Adapun Kunjungan Wamen PU PKP RI Fahri Hamzah ke beberapa titik yang ada di kota Palembang yang di mulai dari lapangan kawasan jakabaring yang berbasis TPD berupa Rusunami Jakabaring, Perumahan Komunitas Masyarakat Berpenghasilan Rendah (MBR) non Formal Griya Sumsel Sejahtera, hingga ke Finewoods Park yang berada di kawasan elit Perumahan CGC Talang Kelapa Kecamatan Alang-Alang Lebar Kota Palembang, Rabu (11/2/2026).

 

Dikatakan Direktur PT CAG Danny Candra Wijaya, sangat harapan kita sih sangat baik, karena ya Menteri PKP RI dalam hal ini Wamen PKP RI pun melihat, mensupport dari perumahan rakyat.

 

Dari Real Estate Indonesia (REI) terus mensupport  pembangunan masyarakat yang ke depannya yang maunya maju untuk Indonesia.

 

“Makanya dari Badan yang di buat sama Wamen PKP RI ya maunya ya kita semuanya itu bisa maju dengan swasta, pemerintah, bisa bergerak bersama,” ujarnya.

 

Kemudian, kalau CAG justru dia dari Wamen PKP RI bilang bagus, kita melakukan yang sangat terbaik. Justru beliau kaget melihat itu, ya harusnya banyak tanah-tanah yang tidak terpakai di kelola oleh swasta.

 

Makanya dia dari Wamen PKP RI tadi setelah kunjungan ke beberapa tempat tadi, kalau bisa swasta yang membangunnya. Kita harus lihat dahulu, kita pelajari, hitung-hitungan, kalau semuanya baik dan memang disupport pemerintah ya kita mungkin mau.

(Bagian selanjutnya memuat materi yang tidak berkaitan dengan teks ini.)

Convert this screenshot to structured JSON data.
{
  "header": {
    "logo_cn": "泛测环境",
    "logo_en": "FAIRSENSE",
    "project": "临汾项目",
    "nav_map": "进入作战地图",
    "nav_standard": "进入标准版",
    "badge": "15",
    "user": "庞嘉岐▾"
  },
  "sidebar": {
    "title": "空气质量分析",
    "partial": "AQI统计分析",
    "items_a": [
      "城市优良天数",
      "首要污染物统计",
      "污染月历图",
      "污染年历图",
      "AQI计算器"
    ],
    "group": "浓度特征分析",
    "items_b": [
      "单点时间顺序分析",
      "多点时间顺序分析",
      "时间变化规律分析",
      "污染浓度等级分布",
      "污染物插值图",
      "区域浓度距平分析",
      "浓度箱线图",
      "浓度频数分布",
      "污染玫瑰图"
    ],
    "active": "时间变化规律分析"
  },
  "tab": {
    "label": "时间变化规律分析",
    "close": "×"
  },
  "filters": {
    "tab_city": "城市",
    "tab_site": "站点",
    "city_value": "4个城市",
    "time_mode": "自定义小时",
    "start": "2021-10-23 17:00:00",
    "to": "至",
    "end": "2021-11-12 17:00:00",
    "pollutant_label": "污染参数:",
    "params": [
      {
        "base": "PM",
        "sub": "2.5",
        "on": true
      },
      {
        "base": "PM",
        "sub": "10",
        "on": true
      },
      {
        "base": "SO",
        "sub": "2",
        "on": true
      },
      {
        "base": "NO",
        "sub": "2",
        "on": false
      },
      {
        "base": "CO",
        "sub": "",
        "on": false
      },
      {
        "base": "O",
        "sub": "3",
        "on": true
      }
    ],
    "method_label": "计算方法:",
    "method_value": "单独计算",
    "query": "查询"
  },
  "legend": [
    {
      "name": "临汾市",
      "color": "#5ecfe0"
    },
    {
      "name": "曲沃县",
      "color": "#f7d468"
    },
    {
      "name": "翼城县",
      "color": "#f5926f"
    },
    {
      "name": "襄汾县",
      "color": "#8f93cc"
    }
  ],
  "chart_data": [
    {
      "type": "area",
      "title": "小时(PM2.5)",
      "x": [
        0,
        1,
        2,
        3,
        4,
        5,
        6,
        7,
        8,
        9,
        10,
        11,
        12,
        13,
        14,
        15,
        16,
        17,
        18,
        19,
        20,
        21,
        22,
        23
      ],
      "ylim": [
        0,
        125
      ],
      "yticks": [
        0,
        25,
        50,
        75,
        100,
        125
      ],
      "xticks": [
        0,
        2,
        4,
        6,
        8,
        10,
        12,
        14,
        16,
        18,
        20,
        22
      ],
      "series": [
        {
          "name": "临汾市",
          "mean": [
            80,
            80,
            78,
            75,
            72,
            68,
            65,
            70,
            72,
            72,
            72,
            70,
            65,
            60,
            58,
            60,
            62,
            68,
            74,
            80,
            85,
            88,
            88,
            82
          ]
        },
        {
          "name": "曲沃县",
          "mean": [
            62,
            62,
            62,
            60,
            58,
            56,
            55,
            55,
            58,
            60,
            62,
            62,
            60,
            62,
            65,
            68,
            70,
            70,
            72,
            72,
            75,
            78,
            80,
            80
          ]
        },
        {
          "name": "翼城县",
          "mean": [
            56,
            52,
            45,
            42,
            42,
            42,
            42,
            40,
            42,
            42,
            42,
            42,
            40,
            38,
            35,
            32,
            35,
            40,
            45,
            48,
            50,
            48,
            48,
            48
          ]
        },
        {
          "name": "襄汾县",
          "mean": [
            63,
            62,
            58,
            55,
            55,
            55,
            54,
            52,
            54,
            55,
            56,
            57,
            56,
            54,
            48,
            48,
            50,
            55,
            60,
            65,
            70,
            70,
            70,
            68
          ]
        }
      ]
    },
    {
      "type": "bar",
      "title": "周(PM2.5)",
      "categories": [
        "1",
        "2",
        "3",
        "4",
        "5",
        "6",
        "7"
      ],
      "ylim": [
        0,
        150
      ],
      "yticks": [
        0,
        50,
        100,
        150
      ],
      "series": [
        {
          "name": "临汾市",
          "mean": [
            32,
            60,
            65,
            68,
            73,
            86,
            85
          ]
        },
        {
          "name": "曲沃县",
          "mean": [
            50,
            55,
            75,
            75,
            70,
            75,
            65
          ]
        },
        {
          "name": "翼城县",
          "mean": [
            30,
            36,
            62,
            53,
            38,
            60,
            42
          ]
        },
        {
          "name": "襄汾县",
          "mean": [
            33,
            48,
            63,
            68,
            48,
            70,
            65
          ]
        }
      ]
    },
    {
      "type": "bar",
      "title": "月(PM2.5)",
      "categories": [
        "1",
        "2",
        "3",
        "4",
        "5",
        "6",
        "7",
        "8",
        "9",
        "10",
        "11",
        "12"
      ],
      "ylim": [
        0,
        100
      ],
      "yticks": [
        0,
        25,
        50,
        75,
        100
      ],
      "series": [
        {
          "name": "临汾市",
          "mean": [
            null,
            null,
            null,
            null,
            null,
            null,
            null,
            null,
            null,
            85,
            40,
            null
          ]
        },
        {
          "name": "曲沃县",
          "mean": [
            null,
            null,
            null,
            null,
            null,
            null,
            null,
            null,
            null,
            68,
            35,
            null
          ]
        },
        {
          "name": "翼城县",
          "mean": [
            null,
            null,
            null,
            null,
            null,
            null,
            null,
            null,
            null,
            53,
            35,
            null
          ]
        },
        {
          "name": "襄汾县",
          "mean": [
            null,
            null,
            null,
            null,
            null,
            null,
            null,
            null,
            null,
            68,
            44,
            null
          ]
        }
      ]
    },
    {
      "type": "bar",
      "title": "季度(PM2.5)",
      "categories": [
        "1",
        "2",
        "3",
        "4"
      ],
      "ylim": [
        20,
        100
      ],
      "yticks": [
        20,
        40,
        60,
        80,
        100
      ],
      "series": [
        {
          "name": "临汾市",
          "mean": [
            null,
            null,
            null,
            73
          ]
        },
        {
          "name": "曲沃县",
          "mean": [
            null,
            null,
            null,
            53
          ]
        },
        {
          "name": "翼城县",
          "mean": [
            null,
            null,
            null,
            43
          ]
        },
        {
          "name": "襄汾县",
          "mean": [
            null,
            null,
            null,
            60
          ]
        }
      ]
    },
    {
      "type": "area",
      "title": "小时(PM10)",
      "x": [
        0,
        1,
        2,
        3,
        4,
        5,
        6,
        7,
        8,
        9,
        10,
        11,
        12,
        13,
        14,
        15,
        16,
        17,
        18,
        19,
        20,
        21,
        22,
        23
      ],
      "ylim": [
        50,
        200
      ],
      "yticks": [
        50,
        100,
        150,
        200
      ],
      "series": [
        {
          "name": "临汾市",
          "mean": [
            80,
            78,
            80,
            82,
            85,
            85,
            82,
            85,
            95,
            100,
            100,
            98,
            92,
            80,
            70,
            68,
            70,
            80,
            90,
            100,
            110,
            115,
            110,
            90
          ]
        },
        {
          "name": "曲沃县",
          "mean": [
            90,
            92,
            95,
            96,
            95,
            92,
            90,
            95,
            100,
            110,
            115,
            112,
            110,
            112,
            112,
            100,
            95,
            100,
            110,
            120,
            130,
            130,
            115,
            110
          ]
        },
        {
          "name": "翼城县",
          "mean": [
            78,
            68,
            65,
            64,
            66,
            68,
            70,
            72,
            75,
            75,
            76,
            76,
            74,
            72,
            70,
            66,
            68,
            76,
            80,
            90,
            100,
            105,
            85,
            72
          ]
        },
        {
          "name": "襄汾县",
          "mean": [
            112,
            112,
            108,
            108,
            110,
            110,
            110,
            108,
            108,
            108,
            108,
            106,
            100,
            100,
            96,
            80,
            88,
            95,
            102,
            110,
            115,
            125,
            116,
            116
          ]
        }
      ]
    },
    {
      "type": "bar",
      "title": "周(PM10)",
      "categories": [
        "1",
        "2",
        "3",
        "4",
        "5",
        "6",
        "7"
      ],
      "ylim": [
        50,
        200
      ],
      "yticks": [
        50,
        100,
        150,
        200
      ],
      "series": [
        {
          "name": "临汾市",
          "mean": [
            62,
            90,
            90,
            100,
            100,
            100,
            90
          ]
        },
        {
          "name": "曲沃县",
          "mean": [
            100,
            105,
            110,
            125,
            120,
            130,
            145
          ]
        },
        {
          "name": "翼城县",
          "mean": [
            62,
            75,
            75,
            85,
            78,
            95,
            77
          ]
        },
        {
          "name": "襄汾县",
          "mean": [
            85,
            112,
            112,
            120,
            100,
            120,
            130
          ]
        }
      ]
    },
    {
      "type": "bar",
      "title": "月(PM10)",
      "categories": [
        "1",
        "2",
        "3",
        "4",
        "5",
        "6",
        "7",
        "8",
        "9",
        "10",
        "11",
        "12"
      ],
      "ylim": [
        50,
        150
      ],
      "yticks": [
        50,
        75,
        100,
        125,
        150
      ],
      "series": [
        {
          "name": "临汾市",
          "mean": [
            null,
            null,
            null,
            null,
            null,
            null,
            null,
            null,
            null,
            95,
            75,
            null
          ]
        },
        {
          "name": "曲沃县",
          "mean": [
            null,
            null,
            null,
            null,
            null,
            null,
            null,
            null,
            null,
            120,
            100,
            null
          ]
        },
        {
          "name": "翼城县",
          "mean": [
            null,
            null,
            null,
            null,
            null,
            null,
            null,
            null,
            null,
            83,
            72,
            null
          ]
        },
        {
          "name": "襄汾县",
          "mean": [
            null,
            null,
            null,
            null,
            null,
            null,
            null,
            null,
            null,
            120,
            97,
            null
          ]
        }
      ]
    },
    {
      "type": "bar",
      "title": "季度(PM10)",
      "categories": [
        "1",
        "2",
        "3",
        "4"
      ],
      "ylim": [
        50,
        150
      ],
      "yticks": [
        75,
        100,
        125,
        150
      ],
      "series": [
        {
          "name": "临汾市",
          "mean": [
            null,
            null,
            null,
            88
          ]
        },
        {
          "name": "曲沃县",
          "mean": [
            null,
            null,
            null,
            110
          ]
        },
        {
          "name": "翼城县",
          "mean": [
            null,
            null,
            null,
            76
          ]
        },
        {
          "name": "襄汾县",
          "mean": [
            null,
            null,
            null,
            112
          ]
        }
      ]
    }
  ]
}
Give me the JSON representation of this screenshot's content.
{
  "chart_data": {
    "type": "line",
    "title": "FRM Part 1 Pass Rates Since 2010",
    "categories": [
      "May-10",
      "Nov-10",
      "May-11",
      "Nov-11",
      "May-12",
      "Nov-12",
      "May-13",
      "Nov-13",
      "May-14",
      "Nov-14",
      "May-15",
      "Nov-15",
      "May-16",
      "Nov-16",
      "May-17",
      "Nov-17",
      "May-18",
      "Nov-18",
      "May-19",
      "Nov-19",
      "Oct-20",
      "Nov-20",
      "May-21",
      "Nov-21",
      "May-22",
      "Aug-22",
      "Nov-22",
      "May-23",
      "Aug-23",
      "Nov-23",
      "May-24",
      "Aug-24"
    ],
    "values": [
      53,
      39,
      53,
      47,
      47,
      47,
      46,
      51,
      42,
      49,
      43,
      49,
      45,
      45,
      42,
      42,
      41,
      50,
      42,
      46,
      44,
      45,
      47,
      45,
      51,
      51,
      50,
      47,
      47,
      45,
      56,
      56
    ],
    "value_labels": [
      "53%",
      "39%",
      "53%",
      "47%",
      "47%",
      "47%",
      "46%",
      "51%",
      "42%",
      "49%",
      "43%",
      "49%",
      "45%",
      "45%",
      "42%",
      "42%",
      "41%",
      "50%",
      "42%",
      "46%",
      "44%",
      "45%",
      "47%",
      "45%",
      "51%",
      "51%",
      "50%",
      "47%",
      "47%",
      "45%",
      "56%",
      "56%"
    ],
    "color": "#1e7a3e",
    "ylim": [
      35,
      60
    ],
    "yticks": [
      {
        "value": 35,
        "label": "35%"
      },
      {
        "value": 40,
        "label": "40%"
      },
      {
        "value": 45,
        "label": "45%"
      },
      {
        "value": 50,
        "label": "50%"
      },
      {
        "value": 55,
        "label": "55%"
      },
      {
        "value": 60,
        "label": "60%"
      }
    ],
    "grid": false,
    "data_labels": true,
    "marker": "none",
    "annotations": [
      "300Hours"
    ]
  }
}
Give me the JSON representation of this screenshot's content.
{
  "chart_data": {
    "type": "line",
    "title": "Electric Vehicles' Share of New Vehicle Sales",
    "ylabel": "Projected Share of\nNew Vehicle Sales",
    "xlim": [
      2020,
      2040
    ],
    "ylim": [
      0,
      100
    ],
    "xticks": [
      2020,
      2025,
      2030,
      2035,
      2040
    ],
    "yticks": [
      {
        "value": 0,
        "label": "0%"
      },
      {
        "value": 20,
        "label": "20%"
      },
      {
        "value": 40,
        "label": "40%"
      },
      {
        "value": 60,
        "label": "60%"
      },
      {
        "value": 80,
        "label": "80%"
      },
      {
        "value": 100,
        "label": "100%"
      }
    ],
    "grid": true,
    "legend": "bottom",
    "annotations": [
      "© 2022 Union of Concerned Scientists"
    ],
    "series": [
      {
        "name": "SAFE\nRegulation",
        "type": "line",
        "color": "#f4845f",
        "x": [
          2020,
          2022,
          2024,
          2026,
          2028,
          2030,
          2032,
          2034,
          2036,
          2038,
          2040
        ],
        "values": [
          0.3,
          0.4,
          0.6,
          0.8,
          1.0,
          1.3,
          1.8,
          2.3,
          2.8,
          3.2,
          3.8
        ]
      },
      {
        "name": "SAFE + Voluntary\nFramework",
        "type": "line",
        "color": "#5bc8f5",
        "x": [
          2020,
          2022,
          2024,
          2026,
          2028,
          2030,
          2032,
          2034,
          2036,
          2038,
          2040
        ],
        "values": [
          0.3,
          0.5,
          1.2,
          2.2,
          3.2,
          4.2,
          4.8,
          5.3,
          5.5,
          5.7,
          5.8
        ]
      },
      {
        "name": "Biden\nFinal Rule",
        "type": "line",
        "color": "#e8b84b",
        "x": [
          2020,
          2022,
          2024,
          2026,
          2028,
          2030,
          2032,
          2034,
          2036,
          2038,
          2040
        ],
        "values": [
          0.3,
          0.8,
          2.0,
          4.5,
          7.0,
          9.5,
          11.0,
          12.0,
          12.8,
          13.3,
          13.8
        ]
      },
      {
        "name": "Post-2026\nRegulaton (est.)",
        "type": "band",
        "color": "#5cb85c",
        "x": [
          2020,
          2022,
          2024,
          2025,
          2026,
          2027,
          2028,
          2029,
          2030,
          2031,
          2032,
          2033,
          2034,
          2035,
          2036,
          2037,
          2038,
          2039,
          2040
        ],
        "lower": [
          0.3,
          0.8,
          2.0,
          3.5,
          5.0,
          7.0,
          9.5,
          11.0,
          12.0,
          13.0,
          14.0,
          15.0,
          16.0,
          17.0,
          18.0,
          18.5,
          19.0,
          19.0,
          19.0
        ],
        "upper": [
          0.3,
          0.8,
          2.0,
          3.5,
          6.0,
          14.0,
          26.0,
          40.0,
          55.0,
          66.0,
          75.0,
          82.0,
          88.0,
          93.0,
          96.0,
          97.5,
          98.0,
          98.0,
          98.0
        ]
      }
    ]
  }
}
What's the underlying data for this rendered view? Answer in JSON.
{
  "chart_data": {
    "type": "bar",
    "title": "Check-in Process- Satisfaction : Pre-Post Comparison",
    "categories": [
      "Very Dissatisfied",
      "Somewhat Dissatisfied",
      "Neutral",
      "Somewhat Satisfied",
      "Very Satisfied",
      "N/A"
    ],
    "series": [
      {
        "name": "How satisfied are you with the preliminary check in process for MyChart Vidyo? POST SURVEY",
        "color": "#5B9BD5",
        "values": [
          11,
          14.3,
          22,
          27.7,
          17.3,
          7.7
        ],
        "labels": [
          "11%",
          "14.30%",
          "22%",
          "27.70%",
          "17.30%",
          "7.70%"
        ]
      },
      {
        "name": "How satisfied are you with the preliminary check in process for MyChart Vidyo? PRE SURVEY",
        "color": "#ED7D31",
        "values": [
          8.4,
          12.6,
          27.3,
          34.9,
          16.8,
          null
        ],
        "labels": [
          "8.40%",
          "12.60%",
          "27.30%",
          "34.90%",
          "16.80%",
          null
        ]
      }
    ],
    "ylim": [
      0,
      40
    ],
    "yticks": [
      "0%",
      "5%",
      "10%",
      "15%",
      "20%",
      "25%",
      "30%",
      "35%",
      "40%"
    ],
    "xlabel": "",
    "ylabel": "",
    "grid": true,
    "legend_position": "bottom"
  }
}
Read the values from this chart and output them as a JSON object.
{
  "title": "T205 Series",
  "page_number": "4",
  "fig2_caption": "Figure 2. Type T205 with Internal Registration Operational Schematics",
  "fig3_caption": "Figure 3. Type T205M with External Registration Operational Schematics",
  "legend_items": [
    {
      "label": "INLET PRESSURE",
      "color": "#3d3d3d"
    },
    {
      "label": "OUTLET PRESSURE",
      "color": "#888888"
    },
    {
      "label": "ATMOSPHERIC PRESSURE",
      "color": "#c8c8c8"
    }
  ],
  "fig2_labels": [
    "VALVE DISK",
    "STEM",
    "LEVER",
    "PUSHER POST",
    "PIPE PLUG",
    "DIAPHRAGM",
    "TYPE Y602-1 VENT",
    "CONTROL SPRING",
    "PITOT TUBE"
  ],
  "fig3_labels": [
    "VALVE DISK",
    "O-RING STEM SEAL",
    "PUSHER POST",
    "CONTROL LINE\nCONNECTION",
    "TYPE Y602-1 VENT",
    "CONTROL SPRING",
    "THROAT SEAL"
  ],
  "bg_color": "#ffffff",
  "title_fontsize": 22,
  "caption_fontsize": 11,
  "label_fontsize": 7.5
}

“Terkait mengenai Masyarakat Berpenghasilan Rendah (MBR) ada yang disampaikan Wamen PKP RI, dia mensupport. Justru MBR itu harusnya di majukan, di naikkan terus untuk rumah subsidi. Sedangkan kita sudah bangun rumah seimbang 1, 2, dan 3,” ungkapnya.

 

Dilanjutkannya, kalau untuk kota Palembang sudah ada yakni Rusunawa yang di Ilir Barat, kalau bisa dikerjakan oleh swasta, atau siapapun yang bisa mengembangkannya.

 

Kepada pemerintah terus mensupport pembangunan, karena kita semua dari Real Estate ini butuh support dari pemerintah, karena kita tidak bisa bergerak tanpa bantuan dari pemerintah  setempat.

 

“Kalau dari perbankan pembiayaan mereka support semua, kedepannya itu justru dia akan dipelajari. Justru dari Wamen PKP RI dia akan kasih sedikit lebih mudah,” katanya.

 

Masih dilanjutkannya, karena dia tahu, yang kemarinnya, yang beberapa yang sulit itu akan dipermudah mereka lebih pelajari. Karena kita pun tahu seperti kemarin kita banyak yang beli tapi yang lulus akad kurang dari misal 40 persen.

 

Untuk back log masih tinggi, dan itu sangat diperlukan sekali pembangunan. Makanya harus dipermudah, nanti izin-izin dan terus dari slip gaji apapun kriterianya harus dipermudah.

 

“Sehingga mereka dipermudah untuk membeli rumah. Karena kan tadi banyak tahap ya mungkin ke depannya apakah bisa dibuat, misalnya dari REI sudah ada gold seat dan platinum jadi memang properti yang tinggi tidak perlu lagi melewati tahap itu,” ucapnya.

 

Masih disampaikannya, bisa langsung melewati tahap yang tadi cuma mungkin 1 atau 2 slip gaji sudah bisa KPR yakni Kredit Pemilikan Rumah (KPR). Masih disini, kita fokus disini semua.

 

“Kita terus bangun, tapi rumah yang kita bangun yakni komersil. Subsidi sudah kita bangun, tapi nanti yang MBR kita bangun ditempat lain,” imbuhnya.